May 31 (final lecture): I showed that the p-system and the Euler equations are strictly hyperbolic systems (under natural assumptions). The solution of the Riemann problem for convex scalar conservation laws was derived. Finally, I discussed briefly the Kruzkov entropy condition and the correpsonding existence and uniqueness result.
Updated Syllabus/achievement requirements: Material covered in Evans' book: Chapter 8 (Calculus of variations) except 8.3, 8.4.4 (b), Chapter 9 (Nonvariational techniques) except 9.4, 9.5, Chapters 11 + 3 (Conservation laws): 11.1, 11.4.2, 11.4.3 (including Theorem 3 but not the proof), 3.4.2, 3.4.3, 3.4.5.
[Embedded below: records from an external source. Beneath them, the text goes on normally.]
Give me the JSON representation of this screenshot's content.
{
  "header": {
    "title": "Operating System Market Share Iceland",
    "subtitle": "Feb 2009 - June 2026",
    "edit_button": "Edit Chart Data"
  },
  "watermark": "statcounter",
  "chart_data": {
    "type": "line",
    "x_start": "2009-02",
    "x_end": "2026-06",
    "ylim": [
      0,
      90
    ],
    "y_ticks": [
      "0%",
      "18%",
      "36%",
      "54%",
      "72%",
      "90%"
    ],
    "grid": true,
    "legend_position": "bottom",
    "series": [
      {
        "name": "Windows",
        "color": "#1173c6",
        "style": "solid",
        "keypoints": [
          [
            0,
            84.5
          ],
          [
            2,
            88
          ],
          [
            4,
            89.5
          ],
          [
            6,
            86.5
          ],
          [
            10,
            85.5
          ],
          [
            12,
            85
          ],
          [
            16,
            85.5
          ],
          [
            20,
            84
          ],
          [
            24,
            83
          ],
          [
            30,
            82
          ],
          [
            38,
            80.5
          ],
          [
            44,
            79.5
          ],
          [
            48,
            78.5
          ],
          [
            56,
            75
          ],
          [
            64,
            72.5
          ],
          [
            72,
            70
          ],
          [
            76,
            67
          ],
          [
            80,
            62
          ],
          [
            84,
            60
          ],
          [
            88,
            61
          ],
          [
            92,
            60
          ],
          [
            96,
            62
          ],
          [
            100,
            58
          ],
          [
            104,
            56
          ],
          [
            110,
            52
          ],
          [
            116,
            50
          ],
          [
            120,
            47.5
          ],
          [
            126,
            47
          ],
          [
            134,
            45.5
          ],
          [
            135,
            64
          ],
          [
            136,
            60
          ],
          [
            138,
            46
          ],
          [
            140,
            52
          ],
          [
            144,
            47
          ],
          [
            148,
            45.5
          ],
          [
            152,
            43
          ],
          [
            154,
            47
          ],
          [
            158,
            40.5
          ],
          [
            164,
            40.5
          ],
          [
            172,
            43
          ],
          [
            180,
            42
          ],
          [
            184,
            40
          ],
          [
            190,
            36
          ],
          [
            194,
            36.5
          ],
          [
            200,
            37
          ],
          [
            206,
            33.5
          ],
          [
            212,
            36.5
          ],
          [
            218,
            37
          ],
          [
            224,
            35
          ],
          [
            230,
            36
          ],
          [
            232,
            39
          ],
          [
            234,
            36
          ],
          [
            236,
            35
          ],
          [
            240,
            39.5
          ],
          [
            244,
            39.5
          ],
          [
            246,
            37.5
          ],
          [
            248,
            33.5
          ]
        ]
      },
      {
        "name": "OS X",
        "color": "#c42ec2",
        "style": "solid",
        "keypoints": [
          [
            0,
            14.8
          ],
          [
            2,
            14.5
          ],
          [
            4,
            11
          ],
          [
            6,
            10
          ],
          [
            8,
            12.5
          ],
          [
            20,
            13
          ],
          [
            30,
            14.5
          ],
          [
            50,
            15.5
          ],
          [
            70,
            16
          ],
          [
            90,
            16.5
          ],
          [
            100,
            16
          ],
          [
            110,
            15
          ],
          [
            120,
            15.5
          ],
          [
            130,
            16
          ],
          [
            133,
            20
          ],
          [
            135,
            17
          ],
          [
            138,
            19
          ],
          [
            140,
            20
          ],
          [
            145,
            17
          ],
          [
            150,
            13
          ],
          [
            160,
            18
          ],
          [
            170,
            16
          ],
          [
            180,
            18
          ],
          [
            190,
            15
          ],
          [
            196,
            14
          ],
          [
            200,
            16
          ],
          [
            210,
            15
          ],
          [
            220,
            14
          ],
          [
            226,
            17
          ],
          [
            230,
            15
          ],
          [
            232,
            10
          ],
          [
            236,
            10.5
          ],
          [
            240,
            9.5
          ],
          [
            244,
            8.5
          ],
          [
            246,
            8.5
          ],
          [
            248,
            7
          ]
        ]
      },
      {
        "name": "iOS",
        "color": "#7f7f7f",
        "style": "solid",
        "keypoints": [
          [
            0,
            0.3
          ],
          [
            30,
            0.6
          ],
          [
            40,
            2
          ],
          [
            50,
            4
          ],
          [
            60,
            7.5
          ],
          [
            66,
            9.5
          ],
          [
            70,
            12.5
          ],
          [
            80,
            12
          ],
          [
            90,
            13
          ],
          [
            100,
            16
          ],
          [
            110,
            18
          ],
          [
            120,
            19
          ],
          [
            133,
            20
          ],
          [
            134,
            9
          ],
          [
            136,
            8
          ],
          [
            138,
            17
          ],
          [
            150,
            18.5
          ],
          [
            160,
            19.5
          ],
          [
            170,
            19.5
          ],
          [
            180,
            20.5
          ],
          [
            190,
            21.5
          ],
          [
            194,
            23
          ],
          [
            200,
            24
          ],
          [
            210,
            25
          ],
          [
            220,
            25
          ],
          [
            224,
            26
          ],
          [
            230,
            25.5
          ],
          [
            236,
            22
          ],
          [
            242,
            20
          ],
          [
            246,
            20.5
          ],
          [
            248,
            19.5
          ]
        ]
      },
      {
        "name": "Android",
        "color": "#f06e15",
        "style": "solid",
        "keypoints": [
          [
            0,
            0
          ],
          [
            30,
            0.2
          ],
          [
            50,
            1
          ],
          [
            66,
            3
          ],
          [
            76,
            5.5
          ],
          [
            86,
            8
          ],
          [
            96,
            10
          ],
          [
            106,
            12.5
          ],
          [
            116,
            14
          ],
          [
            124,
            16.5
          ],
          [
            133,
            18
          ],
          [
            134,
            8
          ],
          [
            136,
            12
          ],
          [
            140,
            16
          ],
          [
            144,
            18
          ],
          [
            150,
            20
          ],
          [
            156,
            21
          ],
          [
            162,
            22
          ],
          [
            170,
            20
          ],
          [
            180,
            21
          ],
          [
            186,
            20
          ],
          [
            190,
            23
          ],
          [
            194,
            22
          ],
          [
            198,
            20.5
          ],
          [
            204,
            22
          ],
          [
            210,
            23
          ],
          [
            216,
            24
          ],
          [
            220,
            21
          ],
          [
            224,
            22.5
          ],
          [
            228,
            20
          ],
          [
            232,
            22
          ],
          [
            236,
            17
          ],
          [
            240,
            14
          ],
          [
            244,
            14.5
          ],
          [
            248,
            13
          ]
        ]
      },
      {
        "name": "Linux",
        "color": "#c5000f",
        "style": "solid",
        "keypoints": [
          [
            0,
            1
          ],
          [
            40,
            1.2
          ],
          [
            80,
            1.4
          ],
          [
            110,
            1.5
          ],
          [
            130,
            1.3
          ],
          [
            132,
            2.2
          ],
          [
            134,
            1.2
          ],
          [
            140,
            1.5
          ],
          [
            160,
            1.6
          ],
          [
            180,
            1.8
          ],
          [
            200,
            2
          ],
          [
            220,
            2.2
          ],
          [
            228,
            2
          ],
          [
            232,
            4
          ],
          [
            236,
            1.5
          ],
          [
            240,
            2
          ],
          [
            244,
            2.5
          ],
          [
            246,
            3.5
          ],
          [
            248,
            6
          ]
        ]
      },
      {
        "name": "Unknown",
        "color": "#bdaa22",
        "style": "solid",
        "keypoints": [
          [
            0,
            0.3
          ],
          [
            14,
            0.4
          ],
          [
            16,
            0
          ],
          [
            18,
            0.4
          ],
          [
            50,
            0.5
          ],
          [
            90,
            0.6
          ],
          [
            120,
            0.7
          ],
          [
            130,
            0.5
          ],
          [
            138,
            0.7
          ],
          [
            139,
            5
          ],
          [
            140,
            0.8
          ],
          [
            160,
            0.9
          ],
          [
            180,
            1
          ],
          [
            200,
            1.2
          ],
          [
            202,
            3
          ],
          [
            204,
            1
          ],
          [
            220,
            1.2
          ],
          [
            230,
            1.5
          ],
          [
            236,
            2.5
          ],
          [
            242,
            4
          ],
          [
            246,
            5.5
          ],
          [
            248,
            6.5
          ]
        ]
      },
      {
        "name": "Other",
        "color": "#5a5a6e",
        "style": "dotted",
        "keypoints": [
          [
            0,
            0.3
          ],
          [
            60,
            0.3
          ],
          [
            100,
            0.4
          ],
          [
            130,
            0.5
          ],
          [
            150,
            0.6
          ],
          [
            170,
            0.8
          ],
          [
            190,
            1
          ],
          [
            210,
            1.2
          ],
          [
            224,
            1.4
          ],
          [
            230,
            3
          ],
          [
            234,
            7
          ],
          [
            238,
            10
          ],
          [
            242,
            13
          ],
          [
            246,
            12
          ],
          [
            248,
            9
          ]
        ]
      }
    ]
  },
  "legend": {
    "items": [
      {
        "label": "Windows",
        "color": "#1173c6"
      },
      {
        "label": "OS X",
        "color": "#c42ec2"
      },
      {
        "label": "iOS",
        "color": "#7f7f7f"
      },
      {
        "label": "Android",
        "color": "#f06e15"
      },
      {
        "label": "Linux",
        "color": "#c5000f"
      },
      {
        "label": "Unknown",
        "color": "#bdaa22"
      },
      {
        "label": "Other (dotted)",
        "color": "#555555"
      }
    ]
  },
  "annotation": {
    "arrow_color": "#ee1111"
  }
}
Written lecture notes on weak convergence methods available here
May 24: I continued with the theory of systems of conservation laws; The focus was on the notion of strict hyperbolicity and the derivation of some useful results about matrices that satisfy the strict hyperbolicity condition.
Next week: The plan is to solve the (scalar) Riemann problem.
May 10/11: This week I started with conservation laws. I introduced the equations, defined weak solutions and explained why we need them, and derived the Rankine-Hugoniot jump condition. Finally, I introduced the (traveling wave/vanishing viscosity) entropy condition for scalar conservation laws, which is a condition that encodes the missing physics in conservation laws and consequently restores the uniqueness of weak solutions.